A few nights ago I was up at Midnight, and had stayed up on purpose in case the Northern Lights touched down. I have never seen them and a friend who is a little more up and up on celestial goings on explained to me that that night around midnight, there was a chance of seeing them in New York. I stood out there under the stars, searching up for a long while, but they never arrived. I headed back inside to my warm bed and house and felt lucky anyway. I didn't see the Big Show but I did just spend the evening with two close friends at the new straw bale home she had just finished building, a house whose beams I helped raise myself. We had a feast of bacon-coated meat loaf, veggies, and local beer and talked for hours. Then we sat in her wood-fired hot tub and watched falling stars. That is one hell of a night for me and the fact it didn't end with a light show did not diminish it.

In a few moments another light show is about to start, the sunrise.
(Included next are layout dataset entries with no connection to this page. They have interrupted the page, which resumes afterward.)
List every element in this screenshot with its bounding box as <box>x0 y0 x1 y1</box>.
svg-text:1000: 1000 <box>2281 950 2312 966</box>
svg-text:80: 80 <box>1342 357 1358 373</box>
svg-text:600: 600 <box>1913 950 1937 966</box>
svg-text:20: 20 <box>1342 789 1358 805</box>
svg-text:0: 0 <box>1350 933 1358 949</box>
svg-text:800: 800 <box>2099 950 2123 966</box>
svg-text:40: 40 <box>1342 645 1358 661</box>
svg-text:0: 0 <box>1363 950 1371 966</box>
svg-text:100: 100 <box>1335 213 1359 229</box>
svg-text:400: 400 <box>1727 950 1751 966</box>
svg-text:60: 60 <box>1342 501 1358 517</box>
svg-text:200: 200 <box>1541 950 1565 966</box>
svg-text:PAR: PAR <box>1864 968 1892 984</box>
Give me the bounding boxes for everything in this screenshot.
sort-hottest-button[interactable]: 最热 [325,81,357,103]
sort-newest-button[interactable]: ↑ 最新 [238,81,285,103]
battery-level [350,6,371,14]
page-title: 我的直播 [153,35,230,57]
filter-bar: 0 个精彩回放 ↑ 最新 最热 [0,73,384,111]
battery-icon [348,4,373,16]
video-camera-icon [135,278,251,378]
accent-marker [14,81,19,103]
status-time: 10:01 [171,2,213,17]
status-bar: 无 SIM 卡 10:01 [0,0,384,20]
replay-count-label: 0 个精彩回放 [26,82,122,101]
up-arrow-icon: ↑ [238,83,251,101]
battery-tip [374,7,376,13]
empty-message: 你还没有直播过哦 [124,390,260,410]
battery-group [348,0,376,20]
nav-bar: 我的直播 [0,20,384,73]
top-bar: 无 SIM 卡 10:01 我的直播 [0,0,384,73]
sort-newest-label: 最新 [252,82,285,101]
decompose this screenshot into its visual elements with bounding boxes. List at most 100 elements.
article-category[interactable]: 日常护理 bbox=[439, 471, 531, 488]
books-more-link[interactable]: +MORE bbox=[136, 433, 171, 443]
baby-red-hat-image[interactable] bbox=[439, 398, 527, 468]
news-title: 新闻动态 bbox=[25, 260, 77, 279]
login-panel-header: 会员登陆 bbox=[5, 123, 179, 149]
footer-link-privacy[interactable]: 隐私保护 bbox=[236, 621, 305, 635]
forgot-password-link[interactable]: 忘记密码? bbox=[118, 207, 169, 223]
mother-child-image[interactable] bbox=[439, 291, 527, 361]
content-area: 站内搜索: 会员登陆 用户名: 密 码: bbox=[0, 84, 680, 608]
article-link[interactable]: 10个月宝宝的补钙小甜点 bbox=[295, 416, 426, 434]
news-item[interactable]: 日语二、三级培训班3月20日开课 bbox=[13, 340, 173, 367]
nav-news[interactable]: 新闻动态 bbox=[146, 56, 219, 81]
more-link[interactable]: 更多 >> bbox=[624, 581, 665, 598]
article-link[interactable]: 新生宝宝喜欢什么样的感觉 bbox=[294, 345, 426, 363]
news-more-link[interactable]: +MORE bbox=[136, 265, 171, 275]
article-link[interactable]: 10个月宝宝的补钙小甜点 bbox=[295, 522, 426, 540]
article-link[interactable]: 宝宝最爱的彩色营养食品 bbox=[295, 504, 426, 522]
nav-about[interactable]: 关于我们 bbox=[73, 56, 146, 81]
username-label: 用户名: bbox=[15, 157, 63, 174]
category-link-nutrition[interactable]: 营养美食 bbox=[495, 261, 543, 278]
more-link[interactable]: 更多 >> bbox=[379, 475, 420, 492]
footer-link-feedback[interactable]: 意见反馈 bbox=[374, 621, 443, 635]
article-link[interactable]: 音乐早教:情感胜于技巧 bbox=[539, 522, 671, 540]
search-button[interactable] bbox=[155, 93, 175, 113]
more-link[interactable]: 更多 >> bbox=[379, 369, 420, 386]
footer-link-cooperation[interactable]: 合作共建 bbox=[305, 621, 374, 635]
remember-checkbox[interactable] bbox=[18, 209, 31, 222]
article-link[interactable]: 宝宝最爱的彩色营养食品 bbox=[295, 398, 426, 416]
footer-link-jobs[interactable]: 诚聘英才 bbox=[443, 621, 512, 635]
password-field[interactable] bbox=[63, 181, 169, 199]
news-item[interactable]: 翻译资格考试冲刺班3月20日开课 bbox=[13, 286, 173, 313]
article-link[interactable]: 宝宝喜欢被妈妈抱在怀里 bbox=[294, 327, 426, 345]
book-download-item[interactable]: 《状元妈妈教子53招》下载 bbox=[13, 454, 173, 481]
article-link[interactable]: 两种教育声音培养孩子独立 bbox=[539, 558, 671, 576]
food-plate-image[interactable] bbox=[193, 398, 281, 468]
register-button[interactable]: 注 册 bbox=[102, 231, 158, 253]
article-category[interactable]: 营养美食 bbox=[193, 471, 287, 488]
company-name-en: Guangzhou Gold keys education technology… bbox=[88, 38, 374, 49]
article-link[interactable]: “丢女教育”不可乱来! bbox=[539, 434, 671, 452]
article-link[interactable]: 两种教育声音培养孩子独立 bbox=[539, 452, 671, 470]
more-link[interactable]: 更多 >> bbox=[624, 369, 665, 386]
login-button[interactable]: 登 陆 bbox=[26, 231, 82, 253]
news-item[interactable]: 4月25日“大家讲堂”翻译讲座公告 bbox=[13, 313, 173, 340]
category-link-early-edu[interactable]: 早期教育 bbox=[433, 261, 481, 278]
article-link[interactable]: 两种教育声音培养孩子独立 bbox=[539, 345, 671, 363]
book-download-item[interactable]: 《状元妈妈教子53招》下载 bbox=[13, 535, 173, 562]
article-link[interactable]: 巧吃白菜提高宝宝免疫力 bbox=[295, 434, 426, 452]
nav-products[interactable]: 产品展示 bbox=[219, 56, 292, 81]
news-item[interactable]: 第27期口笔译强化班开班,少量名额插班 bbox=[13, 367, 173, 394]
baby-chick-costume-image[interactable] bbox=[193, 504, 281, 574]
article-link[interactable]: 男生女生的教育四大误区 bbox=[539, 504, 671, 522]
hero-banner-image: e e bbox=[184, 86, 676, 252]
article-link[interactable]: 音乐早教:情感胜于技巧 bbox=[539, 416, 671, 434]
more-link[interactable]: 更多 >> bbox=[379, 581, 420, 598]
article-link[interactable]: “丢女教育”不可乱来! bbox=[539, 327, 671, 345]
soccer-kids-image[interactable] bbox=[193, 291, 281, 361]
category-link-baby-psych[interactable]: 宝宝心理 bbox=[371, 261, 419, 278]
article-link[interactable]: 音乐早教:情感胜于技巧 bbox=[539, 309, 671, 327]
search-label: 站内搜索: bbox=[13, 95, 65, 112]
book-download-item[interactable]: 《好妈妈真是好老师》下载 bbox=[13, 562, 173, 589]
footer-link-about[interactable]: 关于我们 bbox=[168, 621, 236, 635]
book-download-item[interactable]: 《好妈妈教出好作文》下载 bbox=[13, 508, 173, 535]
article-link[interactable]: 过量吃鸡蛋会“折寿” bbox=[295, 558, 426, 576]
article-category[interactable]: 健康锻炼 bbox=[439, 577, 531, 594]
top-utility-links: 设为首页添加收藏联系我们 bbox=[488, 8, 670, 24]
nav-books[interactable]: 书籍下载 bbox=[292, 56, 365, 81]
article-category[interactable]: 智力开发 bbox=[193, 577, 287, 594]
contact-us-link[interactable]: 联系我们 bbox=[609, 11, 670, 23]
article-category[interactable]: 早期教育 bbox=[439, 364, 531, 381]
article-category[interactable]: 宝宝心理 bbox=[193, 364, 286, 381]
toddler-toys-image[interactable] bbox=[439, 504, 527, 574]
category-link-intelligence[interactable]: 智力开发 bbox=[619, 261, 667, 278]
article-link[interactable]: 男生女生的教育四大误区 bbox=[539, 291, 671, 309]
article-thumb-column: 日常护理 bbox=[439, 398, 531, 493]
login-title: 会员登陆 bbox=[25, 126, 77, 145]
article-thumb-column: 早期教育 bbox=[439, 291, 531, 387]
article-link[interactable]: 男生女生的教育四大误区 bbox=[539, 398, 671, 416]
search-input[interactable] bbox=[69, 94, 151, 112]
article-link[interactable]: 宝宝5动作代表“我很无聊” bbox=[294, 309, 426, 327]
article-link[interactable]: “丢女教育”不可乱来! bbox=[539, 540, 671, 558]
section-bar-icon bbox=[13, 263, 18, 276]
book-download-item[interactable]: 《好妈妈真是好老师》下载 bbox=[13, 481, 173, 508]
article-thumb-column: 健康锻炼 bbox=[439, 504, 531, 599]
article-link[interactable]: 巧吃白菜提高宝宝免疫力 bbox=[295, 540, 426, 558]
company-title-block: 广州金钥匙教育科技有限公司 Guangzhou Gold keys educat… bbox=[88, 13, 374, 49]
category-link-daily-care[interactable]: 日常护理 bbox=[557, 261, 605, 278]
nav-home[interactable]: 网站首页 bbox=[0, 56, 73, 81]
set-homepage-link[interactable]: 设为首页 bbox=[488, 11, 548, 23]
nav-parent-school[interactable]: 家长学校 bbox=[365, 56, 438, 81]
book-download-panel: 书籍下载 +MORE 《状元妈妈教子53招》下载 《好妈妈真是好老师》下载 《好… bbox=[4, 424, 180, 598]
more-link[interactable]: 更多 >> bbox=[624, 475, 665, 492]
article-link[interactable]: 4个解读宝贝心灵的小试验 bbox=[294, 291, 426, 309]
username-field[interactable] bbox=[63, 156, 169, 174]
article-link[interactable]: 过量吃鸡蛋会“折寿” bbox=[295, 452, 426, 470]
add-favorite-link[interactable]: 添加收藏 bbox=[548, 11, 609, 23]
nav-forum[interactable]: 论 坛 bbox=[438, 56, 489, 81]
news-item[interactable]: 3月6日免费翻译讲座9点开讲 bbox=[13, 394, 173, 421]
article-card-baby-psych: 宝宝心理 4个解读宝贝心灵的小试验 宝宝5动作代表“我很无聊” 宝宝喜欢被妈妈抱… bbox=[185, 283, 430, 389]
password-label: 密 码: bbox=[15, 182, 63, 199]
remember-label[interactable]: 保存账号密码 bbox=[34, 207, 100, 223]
And not only will I have hot coffee I have the satisfaction of a flock of birds safe and whole, a day of good work ahead, and a horse who I think I'll tack up and take for a ride before heading off farm to help some friends out for a few hours with their project. There's a lot of good here, and a lot to look forward to with Antlerstock just around the corner! I can't believe it is Almost October...

The important part isn't to see the Northern Lights. That's just icing on the cake. The important part is keep looking up.


Blogger Jackie said...

Looking up is the thing.
Not missing the dawn.
Imagine missing out on it, by looking down in the darkest hour. x

September 23, 2015 at 7:12 AM  
Blogger Michelle said...

Jenna I wish you could see the Northern Lights. I live on a small farm outside Battleford, Saskatchewan. I was just commenting to my husband that we are so lucky to live here out in the country. (two years here) and that we get to see the Northern Lights so often. In face, we placed our house in such a way as we can see them from our bedroom while we are lying in bed. Four nights in a row this week they were dancing brilliantly across the northern sky. It is a sight to behold. If you are ever in the neighbourhood...

September 23, 2015 at 8:52 AM  
Anonymous Anonymous said...

Just wondering, since you were thinking about another horse, have you ever thought about a mule? I hear they eat less than horses, are hardy-er all around, and make great riding animals. I don't know how true that is, but that's just what I've heard.

Hope you catch that raccoon. They are nasty critters in my personal experience.

Have a good day and a great ride.

September 23, 2015 at 1:13 PM  
Blogger Jacqueline said...

Glad you heard that raccoon and had no casualties! I love your analogy about the lights. Looking up is the important part for sure!

September 23, 2015 at 3:57 PM  
Blogger Karen said...

I'm currently at war with a raccoon myself, so I feel your pain. I've caught every other critter West Philadelphia has to offer -- squirrel, cat, 2 possums -- but the coon has evaded the trap so far. I knew he was around, but yesterday morning I heard the sound of panicking chicken, went out to find she'd flipped over her food and water, got them straightened out, looked around to see what upset her . . . and found the raccoon sitting on the roof of the coop, looking me straight in the face.

It makes me really glad, for her, that I have to keep her in because of "normal" city hazards like cats, dogs and children.